Sur Le facteur climat (J. C. Lattès, 354 pages, août 2004, ISBN 2-7096-2530-X)
    d'Erik Durschmied, par Jean-Baptiste Berthelin pour ArtsLivres

titre original : The Weather Factor


the weather factor, le facteur climat

       

      Durschmied, grand amateur de récits de batailles, mais aussi auteur de reportages sur les conflits actuels, nous présente ici un dossier sur un thème bien précis : le rôle des intempéries dans l'issue de quatorze de ces batailles, et non des moindres. Que ce soient le froid des plaines de Russie, les cyclones tropicaux ou les soudaines éclaircies au plus fort de la tourmente, l'homme n'a pas de pouvoir sur les éléments.

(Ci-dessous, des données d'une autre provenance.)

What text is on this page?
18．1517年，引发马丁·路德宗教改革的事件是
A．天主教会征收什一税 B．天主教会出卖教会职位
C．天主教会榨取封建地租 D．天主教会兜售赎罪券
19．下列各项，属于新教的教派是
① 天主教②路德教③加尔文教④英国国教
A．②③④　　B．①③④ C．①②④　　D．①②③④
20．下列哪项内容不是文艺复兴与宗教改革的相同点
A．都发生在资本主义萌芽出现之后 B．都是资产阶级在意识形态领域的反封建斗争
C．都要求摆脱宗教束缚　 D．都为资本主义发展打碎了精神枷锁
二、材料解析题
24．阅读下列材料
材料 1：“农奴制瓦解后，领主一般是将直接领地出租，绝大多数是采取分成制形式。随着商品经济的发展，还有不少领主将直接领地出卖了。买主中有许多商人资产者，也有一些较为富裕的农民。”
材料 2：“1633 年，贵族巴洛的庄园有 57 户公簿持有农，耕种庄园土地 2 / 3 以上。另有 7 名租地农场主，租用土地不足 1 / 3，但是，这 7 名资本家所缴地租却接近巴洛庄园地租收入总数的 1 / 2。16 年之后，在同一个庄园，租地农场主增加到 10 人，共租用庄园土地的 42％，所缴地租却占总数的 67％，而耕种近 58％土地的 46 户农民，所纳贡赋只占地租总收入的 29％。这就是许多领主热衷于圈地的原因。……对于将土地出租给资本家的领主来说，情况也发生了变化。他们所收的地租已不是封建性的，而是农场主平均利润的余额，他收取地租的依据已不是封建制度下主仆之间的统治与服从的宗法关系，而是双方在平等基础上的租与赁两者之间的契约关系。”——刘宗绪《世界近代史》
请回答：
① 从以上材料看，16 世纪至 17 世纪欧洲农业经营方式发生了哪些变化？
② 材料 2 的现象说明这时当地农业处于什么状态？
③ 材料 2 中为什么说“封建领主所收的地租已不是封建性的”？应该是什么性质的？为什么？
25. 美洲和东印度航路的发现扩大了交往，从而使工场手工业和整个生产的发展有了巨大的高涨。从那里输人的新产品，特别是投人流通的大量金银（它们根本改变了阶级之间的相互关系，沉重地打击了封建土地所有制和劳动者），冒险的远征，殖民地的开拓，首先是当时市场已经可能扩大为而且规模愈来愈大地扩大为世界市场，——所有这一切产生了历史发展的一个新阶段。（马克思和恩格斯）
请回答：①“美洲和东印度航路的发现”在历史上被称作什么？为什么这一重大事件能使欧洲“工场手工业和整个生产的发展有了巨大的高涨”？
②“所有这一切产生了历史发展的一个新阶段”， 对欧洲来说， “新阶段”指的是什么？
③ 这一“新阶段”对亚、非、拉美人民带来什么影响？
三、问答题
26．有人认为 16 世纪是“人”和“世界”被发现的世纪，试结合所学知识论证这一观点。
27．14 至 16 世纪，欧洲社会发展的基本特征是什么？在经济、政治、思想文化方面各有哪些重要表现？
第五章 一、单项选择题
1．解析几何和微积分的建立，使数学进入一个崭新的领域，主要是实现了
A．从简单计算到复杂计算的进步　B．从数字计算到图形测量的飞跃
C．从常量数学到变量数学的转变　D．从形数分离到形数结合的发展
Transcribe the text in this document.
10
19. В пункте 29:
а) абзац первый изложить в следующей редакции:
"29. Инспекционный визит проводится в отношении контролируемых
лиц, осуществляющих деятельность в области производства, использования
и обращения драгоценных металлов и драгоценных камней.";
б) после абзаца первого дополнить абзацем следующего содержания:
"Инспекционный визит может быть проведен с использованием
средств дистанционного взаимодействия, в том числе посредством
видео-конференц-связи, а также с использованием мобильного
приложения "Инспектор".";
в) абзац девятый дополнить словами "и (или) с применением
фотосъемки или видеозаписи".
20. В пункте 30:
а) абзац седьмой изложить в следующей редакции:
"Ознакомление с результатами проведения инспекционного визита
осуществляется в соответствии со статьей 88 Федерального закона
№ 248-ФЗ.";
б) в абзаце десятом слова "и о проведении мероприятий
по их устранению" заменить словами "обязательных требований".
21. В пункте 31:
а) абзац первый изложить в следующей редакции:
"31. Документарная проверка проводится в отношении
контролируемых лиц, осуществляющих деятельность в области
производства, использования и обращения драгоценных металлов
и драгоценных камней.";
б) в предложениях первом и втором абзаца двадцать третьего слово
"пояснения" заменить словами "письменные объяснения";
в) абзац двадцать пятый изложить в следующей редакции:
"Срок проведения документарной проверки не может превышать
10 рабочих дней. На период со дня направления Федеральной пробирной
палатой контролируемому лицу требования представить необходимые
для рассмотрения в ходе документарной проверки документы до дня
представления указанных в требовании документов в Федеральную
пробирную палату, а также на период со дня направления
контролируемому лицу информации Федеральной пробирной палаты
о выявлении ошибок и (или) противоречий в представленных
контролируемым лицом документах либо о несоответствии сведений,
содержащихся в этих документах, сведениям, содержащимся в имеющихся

      Lorsque les conditions, sur terre ou sur mer, deviennent invivables, aucune stratégie ne tient plus. C'est d'ailleurs un matériau de choix pour l'histoire-fiction.

       


      Si, par exemple, l'on examine les relations entre l'Empire Romain et les peuples germaniques, il y a un avant et un après le onze septembre de l'an neuf de notre ère. En effet, à cette date, le chef germain Arminius put anéantir trois légions entières, que commandait Publius Quinctilius Varus. Mais son principal allié dans cette affaire ne fut autre qu'un monstrueux orage, qui transforma en bourbier le sol où devaient progresser les Romains et abattit sur eux les plus grands arbres de la forêt. Il est donc tentant pour un auteur d'histoire-fiction d'imaginer un onze septembre ensoleillé, une victoire des légions, une Germanie romaine, et tout ce qui s'ensuit.

      Ce n'est pourtant pas le propos de Durschmied. Sa démarche, plus pédagogique, vise à donner au lecteur une perception fine de l'action qui eut lieu, avec ses retournements, avec les contraintes géographiques, les effets des imprudences humaines, et, souvent, le sentiment, chez le vainqueur, d'avoir reçu une assistance divine.

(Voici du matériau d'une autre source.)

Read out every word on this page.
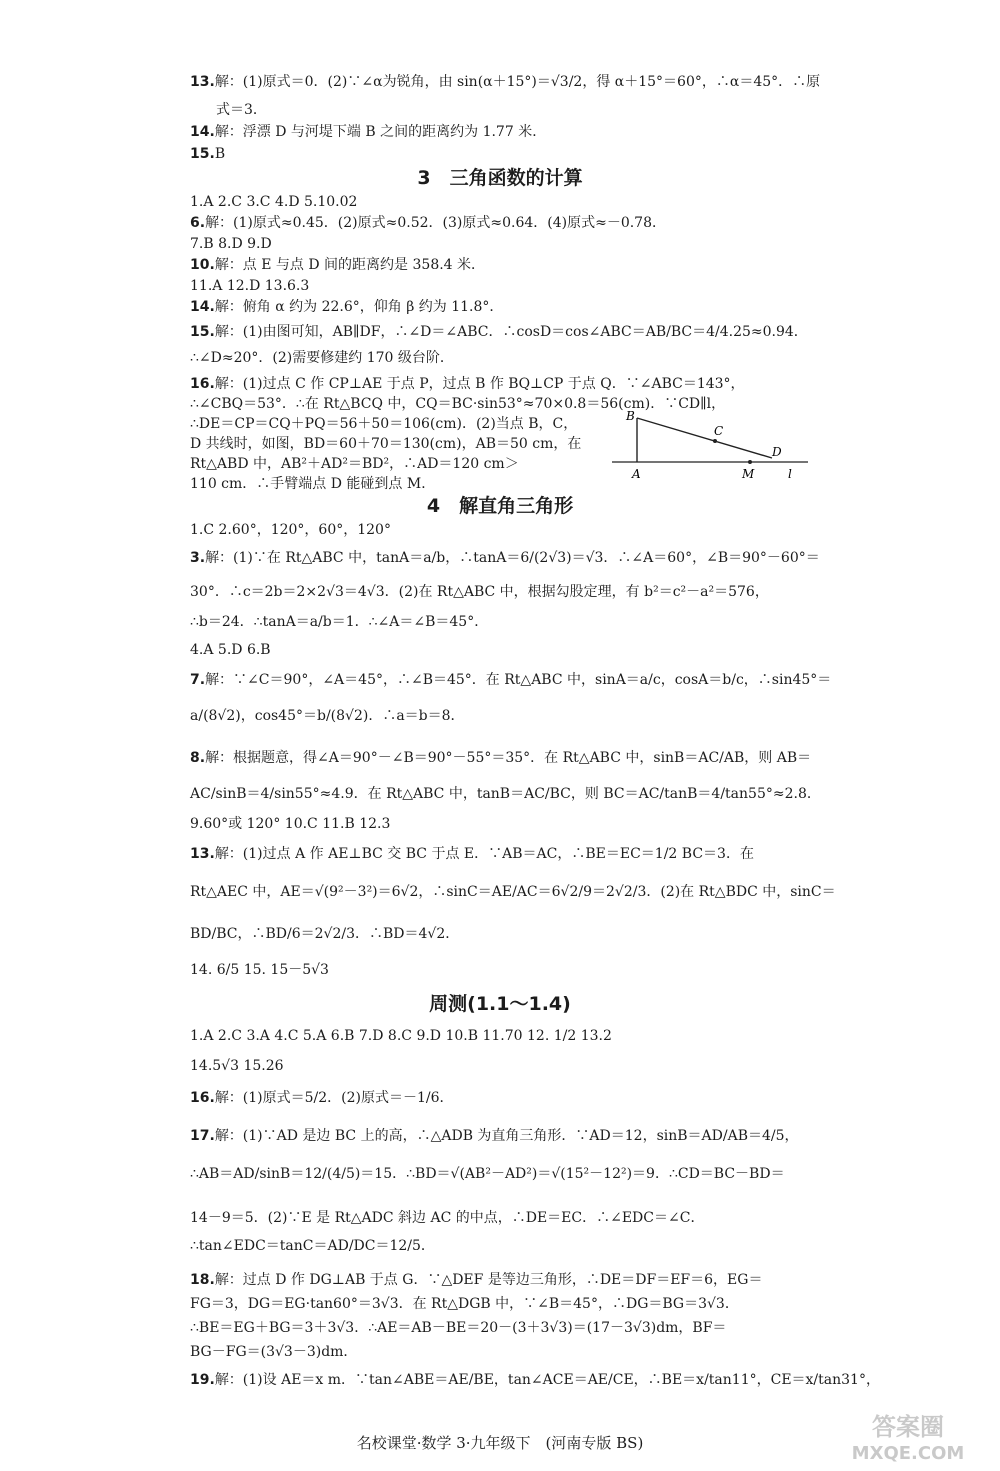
13.解：(1)原式＝0．(2)∵∠α为锐角，由 sin(α＋15°)＝√3/2，得 α＋15°＝60°，∴α＝45°．∴原
式＝3．
14.解：浮漂 D 与河堤下端 B 之间的距离约为 1.77 米．
15.B
3　三角函数的计算
1.A 2.C 3.C 4.D 5.10.02
6.解：(1)原式≈0.45．(2)原式≈0.52．(3)原式≈0.64．(4)原式≈－0.78．
7.B 8.D 9.D
10.解：点 E 与点 D 间的距离约是 358.4 米．
11.A 12.D 13.6.3
14.解：俯角 α 约为 22.6°，仰角 β 约为 11.8°．
15.解：(1)由图可知，AB∥DF，∴∠D＝∠ABC．∴cosD＝cos∠ABC＝AB/BC＝4/4.25≈0.94．
∴∠D≈20°．(2)需要修建约 170 级台阶．
16.解：(1)过点 C 作 CP⊥AE 于点 P，过点 B 作 BQ⊥CP 于点 Q．∵∠ABC＝143°，
∴∠CBQ＝53°．∴在 Rt△BCQ 中，CQ＝BC·sin53°≈70×0.8＝56(cm)．∵CD∥l，
∴DE＝CP＝CQ＋PQ＝56＋50＝106(cm)．(2)当点 B，C，
D 共线时，如图，BD＝60＋70＝130(cm)，AB＝50 cm，在
Rt△ABD 中，AB²＋AD²＝BD²，∴AD＝120 cm＞
110 cm．∴手臂端点 D 能碰到点 M．
B
C
D
A	M	l
4　解直角三角形
1.C 2.60°，120°，60°，120°
3.解：(1)∵在 Rt△ABC 中，tanA＝a/b，∴tanA＝6/(2√3)＝√3．∴∠A＝60°，∠B＝90°－60°＝
30°．∴c＝2b＝2×2√3＝4√3．(2)在 Rt△ABC 中，根据勾股定理，有 b²＝c²－a²＝576，
∴b＝24．∴tanA＝a/b＝1．∴∠A＝∠B＝45°．
4.A 5.D 6.B
7.解：∵∠C＝90°，∠A＝45°，∴∠B＝45°．在 Rt△ABC 中，sinA＝a/c，cosA＝b/c，∴sin45°＝
a/(8√2)，cos45°＝b/(8√2)．∴a＝b＝8．
8.解：根据题意，得∠A＝90°－∠B＝90°－55°＝35°．在 Rt△ABC 中，sinB＝AC/AB，则 AB＝
AC/sinB＝4/sin55°≈4.9．在 Rt△ABC 中，tanB＝AC/BC，则 BC＝AC/tanB＝4/tan55°≈2.8．
9.60°或 120° 10.C 11.B 12.3
13.解：(1)过点 A 作 AE⊥BC 交 BC 于点 E．∵AB＝AC，∴BE＝EC＝1/2 BC＝3．在
Rt△AEC 中，AE＝√(9²－3²)＝6√2，∴sinC＝AE/AC＝6√2/9＝2√2/3．(2)在 Rt△BDC 中，sinC＝
BD/BC，∴BD/6＝2√2/3．∴BD＝4√2．
14. 6/5 15. 15－5√3
周测(1.1～1.4)
1.A 2.C 3.A 4.C 5.A 6.B 7.D 8.C 9.D 10.B 11.70 12. 1/2 13.2
14.5√3 15.26
16.解：(1)原式＝5/2．(2)原式＝－1/6．
17.解：(1)∵AD 是边 BC 上的高，∴△ADB 为直角三角形．∵AD＝12，sinB＝AD/AB＝4/5，
∴AB＝AD/sinB＝12/(4/5)＝15．∴BD＝√(AB²－AD²)＝√(15²－12²)＝9．∴CD＝BC－BD＝
14－9＝5．(2)∵E 是 Rt△ADC 斜边 AC 的中点，∴DE＝EC．∴∠EDC＝∠C．
∴tan∠EDC＝tanC＝AD/DC＝12/5．
18.解：过点 D 作 DG⊥AB 于点 G．∵△DEF 是等边三角形，∴DE＝DF＝EF＝6，EG＝
FG＝3，DG＝EG·tan60°＝3√3．在 Rt△DGB 中，∵∠B＝45°，∴DG＝BG＝3√3．
∴BE＝EG＋BG＝3＋3√3．∴AE＝AB－BE＝20－(3＋3√3)＝(17－3√3)dm，BF＝
BG－FG＝(3√3－3)dm．
19.解：(1)设 AE＝x m．∵tan∠ABE＝AE/BE，tan∠ACE＝AE/CE，∴BE＝x/tan11°，CE＝x/tan31°，
名校课堂·数学 3·九年级下　(河南专版 BS)
答案圈
MXQE.COM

      Après l'histoire d'Arminius et Varus, l'ouvrage en expose treize autres, dont trois naufrages de flottes "invincibles", quatre épisodes de pluies violentes ou persistantes, trois de grands froids, et trois où le temps change plus ou moins providentiellement. Les dates choisies concernent pour moitié le vingtième siècle, et s'échelonnent, pour l'autre moitié, du Moyen Age à 1849.

      Cette date de 1849 se rapporte à la fin de la grande famine irlandaise, due à la destruction des récoltes de pommes de terre. Les intempéries ont en effet joué un rôle majeur dans ce désastre écologique et humanitaire. Comme dans chaque chapitre de l'ouvrage, Durschmied en examine avec soin les tenants et les aboutissants, tout en conservant un ton de narrateur presque familier, qui en rend la lecture attrayante.

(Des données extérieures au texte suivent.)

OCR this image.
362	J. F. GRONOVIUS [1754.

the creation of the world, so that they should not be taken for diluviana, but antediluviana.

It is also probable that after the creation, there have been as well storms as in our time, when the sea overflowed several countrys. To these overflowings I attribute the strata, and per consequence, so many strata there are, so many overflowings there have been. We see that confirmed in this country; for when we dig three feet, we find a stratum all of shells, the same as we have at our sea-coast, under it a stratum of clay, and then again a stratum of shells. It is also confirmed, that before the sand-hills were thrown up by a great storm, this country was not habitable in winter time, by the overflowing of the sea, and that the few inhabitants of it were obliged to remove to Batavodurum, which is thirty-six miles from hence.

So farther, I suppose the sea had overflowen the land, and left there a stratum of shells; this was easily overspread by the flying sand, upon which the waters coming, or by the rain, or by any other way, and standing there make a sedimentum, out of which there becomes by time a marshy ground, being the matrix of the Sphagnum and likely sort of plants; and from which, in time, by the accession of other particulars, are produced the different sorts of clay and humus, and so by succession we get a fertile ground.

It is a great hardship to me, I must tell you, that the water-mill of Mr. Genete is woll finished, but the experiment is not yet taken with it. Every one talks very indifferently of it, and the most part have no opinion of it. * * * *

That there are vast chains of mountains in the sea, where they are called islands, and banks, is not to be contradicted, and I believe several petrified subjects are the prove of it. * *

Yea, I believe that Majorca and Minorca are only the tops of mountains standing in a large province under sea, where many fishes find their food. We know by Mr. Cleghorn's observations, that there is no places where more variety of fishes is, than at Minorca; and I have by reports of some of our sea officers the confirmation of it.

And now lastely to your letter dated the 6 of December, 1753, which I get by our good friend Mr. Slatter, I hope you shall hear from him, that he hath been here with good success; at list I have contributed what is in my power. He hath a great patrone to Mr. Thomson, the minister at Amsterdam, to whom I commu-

      L'ouvrage comporte des cartes fort lisibles, une bibliographie sobre mais éclairante, et un curieux chapitre de prospective, dans lequel l'auteur s'interroge sur la possibilité de se rendre partiellement maître du climat dans l'avenir, par manipulation de l'atmosphère ou des courants marins.

      Le point fort de ce livre est que, tout au long de chacun des épisodes tragiques qui en font la matière, l'auteur concilie deux approches complémentaires : celle du responsable d'un dossier, et celle du romancier. Autrement dit, il apporte à la fois les éléments factuels qui permettent de comprendre la situation, et les touches personnelles qui nous communiquent ce que ressentent les acteurs de cette même situation.

      Il faut retenir de cette lecture que la notion couramment admise de géopolitique serait incomplète, si on ne la pensait pas comme astreinte aux diverses sciences de l'environnement, écologie et météorologie en premier lieu. Cet enseignement est fait à partir d'exemples bien choisis, ce qui le rend digeste et efficace.